Saturday, July 23, 2011

The Philadelphia Story (1940)

I love this movie.

The Philadelphia Story. is a wonderful gem: an extremely funny and smart effort from director George Cukor (Dinner at Eight, Adam's Rib) and a jaw-dropping cast of stars with Cary Grant, Katharine Hepburn and Jimmy Stewart.


Hepburn reprises her role of Tracy Lord from Philip Barry's smash Broadway play.

The beautiful daughter of a very rich society family, Lord's marriage to sailboat tycoon, C.K.Dexter Haven (Grant) went south, badly, two years earlier. Now, she's preparing to tie the knot with self-made man George Kittredge (John Howard). He's trying, sometimes badly, to fit into high society. Trying to ride a horse is, uh, difficult.


Celebrities and the rich were big news 71 years ago and even more so in today's status-loving North American society. That's why it's neat to see Stewart as Macaulay Connor, a magazine reporter who's reluctant to worm his way into the upcoming nuptials with photographer Elizabeth Imbrie (Ruth Hussey). The couple firmly closed the door to any media coverage of their wedding ceremony. Haven, even though he slugged a photographer when he was on vacation with Lord during their marriage, is more than happy to help the reporting duo slip into her moneyed world.

Connor initially clashes with Lord over their differences in status. He's a little sensitive on the money issue because his collection of short stories isn't flying off the shelves. He falls spellbound for her gorgeous looks, something other men have done with less-than-stellar results. "You're lit from within," Connor tells her after a generous helping of vino. "You're the golden girl." Kittridge also vows to worship Lord.

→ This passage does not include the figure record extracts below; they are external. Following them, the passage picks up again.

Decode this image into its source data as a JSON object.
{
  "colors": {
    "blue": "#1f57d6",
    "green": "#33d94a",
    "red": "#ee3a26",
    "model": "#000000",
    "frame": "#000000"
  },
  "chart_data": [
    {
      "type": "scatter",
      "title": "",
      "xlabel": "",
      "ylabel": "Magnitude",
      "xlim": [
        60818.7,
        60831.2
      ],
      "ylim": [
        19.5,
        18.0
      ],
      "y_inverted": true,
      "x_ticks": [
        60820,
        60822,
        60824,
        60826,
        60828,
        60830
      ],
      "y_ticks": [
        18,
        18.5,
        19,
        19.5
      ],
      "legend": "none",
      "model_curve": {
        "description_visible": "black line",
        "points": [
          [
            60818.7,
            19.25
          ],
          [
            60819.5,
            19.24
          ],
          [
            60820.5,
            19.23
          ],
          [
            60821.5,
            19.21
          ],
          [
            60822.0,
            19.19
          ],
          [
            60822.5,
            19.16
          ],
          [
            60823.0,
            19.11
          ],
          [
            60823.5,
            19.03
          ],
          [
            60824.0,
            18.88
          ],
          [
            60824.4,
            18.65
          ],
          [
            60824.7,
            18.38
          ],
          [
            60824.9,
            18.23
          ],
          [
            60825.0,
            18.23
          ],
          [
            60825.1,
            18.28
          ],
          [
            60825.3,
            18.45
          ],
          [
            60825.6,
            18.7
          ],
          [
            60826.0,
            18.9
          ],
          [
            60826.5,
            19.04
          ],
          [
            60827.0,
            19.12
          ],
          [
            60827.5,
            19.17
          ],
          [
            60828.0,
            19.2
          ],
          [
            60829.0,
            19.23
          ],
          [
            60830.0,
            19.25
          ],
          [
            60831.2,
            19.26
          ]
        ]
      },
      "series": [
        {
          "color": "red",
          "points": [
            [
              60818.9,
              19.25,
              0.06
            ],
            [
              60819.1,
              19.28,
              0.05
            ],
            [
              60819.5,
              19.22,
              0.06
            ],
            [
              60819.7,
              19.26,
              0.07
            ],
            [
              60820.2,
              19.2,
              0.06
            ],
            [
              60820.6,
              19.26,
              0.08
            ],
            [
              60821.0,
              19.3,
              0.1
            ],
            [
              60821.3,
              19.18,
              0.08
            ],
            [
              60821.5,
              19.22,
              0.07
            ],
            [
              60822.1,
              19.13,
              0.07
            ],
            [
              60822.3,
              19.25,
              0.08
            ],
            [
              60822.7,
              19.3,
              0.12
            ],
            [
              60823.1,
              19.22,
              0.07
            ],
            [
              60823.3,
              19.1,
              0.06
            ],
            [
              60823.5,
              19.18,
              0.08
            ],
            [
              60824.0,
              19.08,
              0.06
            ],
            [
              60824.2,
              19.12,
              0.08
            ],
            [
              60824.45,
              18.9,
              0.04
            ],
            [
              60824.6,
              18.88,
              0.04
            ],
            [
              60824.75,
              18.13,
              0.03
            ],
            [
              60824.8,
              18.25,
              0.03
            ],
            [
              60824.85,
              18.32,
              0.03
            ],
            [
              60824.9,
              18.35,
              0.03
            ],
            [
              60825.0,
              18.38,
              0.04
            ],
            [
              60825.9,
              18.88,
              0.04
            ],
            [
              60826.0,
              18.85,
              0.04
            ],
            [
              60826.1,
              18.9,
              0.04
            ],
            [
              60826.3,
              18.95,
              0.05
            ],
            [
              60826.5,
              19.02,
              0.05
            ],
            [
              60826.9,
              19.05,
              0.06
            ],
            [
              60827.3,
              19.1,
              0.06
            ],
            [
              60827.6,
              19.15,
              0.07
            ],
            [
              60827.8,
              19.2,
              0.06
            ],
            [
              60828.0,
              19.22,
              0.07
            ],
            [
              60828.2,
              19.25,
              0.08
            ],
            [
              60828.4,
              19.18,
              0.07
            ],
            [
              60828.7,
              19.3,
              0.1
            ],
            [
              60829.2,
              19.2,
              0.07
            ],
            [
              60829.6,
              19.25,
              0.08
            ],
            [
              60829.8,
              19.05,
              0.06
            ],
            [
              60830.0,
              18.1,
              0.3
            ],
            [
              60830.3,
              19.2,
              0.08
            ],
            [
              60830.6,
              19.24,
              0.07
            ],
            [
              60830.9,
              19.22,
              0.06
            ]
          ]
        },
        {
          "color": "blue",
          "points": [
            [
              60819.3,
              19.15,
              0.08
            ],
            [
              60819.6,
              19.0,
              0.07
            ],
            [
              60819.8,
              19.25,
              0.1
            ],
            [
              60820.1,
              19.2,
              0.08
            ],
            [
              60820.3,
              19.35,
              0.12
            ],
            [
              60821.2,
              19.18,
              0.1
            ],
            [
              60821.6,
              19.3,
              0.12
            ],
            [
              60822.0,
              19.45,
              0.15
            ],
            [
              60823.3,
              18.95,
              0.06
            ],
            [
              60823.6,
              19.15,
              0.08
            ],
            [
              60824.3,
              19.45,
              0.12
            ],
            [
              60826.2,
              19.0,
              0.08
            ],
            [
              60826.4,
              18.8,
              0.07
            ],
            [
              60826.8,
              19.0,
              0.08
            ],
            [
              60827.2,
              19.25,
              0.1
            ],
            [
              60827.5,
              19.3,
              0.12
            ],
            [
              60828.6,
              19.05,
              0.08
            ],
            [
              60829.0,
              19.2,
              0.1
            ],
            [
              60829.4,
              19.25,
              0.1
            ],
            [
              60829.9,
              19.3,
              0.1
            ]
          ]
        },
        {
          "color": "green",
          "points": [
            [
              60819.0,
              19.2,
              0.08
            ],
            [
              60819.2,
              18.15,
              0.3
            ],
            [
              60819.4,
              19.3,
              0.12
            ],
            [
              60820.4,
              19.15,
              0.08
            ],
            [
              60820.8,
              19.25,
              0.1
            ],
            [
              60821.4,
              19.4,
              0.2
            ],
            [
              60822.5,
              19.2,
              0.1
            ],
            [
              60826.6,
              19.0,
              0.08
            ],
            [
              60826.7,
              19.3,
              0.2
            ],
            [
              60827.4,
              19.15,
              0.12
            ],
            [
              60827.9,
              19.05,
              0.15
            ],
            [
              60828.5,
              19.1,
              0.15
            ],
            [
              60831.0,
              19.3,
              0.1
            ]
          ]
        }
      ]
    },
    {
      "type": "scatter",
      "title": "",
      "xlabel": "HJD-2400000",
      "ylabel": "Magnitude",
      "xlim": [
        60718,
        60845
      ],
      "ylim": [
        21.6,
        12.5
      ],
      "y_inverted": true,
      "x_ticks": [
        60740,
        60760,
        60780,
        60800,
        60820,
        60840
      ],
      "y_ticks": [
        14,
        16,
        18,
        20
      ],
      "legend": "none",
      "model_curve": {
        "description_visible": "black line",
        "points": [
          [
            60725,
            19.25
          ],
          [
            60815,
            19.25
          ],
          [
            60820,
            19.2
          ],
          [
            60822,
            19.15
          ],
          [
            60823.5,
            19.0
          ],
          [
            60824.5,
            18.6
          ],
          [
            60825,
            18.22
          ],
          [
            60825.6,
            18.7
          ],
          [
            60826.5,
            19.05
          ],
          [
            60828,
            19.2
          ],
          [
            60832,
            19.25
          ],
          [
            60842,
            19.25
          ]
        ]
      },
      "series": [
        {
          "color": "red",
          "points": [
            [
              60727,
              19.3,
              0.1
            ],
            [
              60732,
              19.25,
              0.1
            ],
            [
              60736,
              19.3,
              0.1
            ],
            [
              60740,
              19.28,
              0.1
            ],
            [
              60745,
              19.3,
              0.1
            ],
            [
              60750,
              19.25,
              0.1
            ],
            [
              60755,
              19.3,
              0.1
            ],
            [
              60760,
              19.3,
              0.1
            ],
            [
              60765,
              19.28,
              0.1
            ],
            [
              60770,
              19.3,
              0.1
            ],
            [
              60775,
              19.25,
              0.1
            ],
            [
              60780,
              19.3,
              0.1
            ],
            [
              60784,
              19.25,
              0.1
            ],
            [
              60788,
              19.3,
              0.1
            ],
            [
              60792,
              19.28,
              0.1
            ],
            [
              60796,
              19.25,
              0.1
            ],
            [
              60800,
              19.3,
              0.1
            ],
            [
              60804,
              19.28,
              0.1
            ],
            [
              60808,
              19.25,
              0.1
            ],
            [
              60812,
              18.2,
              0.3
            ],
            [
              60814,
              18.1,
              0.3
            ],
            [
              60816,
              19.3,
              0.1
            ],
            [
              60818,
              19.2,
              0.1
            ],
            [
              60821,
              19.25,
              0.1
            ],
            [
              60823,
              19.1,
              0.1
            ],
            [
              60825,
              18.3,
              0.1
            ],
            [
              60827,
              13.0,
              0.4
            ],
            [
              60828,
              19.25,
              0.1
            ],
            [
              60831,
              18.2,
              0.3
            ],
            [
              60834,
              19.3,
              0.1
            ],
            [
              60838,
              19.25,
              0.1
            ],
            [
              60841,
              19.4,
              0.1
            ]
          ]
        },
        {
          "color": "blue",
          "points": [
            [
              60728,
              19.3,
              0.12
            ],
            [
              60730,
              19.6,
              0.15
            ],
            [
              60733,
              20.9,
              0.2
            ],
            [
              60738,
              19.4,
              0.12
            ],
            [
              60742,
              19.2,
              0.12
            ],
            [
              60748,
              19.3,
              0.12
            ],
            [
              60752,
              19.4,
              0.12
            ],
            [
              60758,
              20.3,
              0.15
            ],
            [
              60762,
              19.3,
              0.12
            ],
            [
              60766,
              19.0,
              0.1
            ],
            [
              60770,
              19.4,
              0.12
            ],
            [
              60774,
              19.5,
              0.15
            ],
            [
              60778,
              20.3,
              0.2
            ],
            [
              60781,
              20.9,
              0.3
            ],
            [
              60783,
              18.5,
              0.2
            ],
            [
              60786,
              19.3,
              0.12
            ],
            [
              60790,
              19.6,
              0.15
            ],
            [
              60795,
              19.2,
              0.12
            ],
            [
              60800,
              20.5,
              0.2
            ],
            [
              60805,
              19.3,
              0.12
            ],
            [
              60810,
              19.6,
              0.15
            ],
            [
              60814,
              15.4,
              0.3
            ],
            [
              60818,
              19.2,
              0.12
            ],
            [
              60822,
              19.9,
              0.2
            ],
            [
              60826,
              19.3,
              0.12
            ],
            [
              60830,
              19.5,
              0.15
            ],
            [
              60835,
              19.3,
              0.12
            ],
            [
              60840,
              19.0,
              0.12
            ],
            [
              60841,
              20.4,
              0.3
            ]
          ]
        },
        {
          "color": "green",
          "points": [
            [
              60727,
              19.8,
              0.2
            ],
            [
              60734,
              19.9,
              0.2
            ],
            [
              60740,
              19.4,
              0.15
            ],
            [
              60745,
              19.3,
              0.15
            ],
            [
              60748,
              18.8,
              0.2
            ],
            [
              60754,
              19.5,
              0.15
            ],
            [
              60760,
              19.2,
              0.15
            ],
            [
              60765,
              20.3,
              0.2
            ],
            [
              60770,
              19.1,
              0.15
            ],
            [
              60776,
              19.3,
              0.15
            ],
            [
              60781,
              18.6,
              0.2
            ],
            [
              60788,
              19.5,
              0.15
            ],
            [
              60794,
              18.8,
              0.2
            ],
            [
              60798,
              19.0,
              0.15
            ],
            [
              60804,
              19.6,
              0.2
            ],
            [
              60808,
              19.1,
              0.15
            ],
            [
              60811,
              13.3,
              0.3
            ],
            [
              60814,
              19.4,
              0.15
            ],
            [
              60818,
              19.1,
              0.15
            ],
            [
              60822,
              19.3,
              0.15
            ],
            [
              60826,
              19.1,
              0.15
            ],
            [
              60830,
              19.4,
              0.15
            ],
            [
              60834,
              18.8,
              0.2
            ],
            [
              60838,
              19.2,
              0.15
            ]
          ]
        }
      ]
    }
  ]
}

She just wants to be loved.

So, Lord is about to marry one man while her first husband pines for a reunion and a new suitor is smitten with her goddess-like ways. Her younger sister, Dinah (Virginia Weidler) still has a soft spot for Haven. Kittridge? Not so much. She's wondering how she can delay the wedding.


Hilarious zingers are shared generously among the cast. There are plenty of laugh-out loud moments. Rolande Young, as Lord's Uncle Willie, is especially sharp with his tongue and his lecherous pursuit of Imbrie.

Infatuation versus true love. The privileged rich and the struggling worker. A second chance at love. A first real encounter with romance. Lots of comedy.

Consider this your invitation to watch The Philadelphia Story.

RATING: 10/10

FUN FACTS: The Philadelphia Story earned six Oscar nominations, including best picture, director and lead actress. The film won two Academy Awards for best actor (Stewart) and screenplay. Rolande Young's first film role was as Dr. Watson in Sherlock Holmes (1922). Virginia Weidler was just 41 when she died of a heart condition in 1968.